Энн не ответила. Она миновала гостиную, прошла по коридору и изо всех сил захлопнула за собой дверь спальни.
Сбросив туфли и свернувшись на постели, она нашарила на ночном столике сигарету, щелкнула трясущимися пальцами зажигалкой и сердито задымила. За кого он себя принимает, черт побери? Как смеет слушать ее личные разговоры? А когда это обнаруживается, даже не считает нужным извиниться. Она погасила наполовину выкуренную сигарету, когда в спальню вошел Алекс с бутылкой шампанского на серебряном подносе.
— Сердишься? — задал он явно лишний вопрос, после того как она бросила на него гневный взгляд. — Мне очень жаль, Анна, если я тебя рассердил…
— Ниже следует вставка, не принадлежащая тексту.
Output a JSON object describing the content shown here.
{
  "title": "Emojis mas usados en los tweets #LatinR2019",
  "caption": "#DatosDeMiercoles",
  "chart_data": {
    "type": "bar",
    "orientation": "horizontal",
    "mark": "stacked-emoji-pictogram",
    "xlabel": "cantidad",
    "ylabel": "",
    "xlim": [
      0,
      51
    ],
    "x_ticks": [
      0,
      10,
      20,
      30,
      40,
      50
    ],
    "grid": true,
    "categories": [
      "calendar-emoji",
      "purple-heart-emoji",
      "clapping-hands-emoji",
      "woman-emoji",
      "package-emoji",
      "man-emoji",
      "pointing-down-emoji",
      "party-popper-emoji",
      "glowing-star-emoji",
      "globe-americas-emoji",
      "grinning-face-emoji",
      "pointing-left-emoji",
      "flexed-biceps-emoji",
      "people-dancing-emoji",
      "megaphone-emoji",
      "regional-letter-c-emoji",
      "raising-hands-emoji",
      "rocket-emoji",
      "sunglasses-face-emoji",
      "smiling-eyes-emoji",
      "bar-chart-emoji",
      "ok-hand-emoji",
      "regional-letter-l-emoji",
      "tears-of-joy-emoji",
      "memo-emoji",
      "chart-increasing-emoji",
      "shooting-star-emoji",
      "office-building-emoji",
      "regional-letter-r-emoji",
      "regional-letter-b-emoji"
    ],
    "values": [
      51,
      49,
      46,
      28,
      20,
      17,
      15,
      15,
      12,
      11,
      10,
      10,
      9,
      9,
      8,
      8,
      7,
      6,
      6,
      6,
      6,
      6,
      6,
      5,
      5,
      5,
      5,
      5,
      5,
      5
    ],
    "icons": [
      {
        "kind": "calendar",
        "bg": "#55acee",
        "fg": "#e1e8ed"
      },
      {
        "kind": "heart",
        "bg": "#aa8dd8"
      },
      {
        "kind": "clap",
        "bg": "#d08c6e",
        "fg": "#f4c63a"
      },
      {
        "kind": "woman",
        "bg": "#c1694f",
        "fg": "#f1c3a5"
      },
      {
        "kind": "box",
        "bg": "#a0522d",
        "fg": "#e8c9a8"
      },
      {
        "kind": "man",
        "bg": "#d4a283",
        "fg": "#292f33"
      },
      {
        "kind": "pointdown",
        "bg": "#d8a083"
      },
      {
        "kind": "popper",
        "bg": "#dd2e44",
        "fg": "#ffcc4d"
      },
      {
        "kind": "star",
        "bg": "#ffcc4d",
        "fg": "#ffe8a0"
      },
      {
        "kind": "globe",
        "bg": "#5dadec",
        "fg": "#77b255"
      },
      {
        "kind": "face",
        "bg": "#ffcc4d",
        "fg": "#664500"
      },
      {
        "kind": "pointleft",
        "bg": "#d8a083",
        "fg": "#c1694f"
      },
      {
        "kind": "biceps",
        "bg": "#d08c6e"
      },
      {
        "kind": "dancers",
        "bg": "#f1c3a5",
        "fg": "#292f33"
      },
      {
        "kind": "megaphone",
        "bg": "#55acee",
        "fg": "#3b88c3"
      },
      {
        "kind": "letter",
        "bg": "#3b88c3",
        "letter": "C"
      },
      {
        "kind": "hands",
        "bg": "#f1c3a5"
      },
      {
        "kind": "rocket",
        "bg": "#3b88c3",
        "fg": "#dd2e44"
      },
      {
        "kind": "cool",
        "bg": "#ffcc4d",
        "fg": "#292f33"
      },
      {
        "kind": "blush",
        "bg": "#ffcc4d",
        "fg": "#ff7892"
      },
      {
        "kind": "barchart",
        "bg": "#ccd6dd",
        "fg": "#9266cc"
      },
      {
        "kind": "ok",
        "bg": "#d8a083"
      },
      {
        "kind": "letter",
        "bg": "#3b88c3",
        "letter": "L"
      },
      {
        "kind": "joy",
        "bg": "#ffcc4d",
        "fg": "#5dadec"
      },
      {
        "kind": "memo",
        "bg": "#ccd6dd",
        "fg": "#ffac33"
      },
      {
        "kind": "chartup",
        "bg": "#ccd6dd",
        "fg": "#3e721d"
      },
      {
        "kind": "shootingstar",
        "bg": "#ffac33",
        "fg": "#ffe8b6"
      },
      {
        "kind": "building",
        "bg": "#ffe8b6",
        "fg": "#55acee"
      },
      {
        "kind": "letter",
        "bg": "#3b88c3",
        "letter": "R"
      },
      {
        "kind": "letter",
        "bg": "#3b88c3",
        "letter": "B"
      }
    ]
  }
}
— Ты мог бы поправить дело, если бы извинился за подслушивание моего личного разговора!
— Между нами нет и не должно быть ничего личного — все общее!
— Как ты не понимаешь? Это посягательство на мою личную жизнь. Неужели тебе понравилось бы, поступи так с тобой я? Это свидетельство твоего недоверия ко мне. Именно это меня и огорчает!
Стоя в ногах постели, он смотрел на нее.
— Я предупреждал тебя, что я страшно требователен, настоящий собственник.
— Но ты не говорил, что будешь шпионить за мной!
— Скажи, Анна, знаешь ли ты, что значит ревновать? Ежеминутно бояться, что человек, которого ты любишь, изменяет тебе? Понимаешь ли ты, как это может отражаться на состоянии духа? Или ты слишком англичанка для того, чтобы испытывать подобные чувства?
— Конечно, я способна ревновать, если для этого есть причина! Но я не давала тебе ни малейшего повода подозревать меня. То, что я англичанка, не имеет к этому никакого отношения. Не надо думать, что у греков монополия на сильные чувства!
— Значит, ты не любишь меня так же сильно, как я тебя. — Его плечи бессильно поникли.
— Не говори так, Алекс. Я люблю тебя!
— Нет, не любишь. Невозможно любить всей душой и не испытывать невыносимых мук ревности. По-другому не бывает! А я вижу, что у тебя это не так. — Он тяжело опустился на постель.
Алекс выглядел таким расстроенным, что Энн, чувствуя, как ее гнев уступает место жалости, придвинулась к нему.
— Алекс, что тебе пришлось перенести в прошлом? Почему ты стал таким? Пожалуйста, не надо так переживать и грустить. Я люблю тебя больше жизни! Это правда! Я не могу видеть, как ты страдаешь, дорогой. — Она поцеловала его в щеку.
— Так это правда? — Он посмотрел на нее, его серые глаза расширились от беспокойства.
— Я не могла бы жить без тебя.
— Я люблю тебя, Анна! — Он вздохнул и крепко прижал ее к себе.
И только гораздо позже, лежа в темноте и прислушиваясь к его ровному дыханию, Энн вспомнила, что он так и не извинился.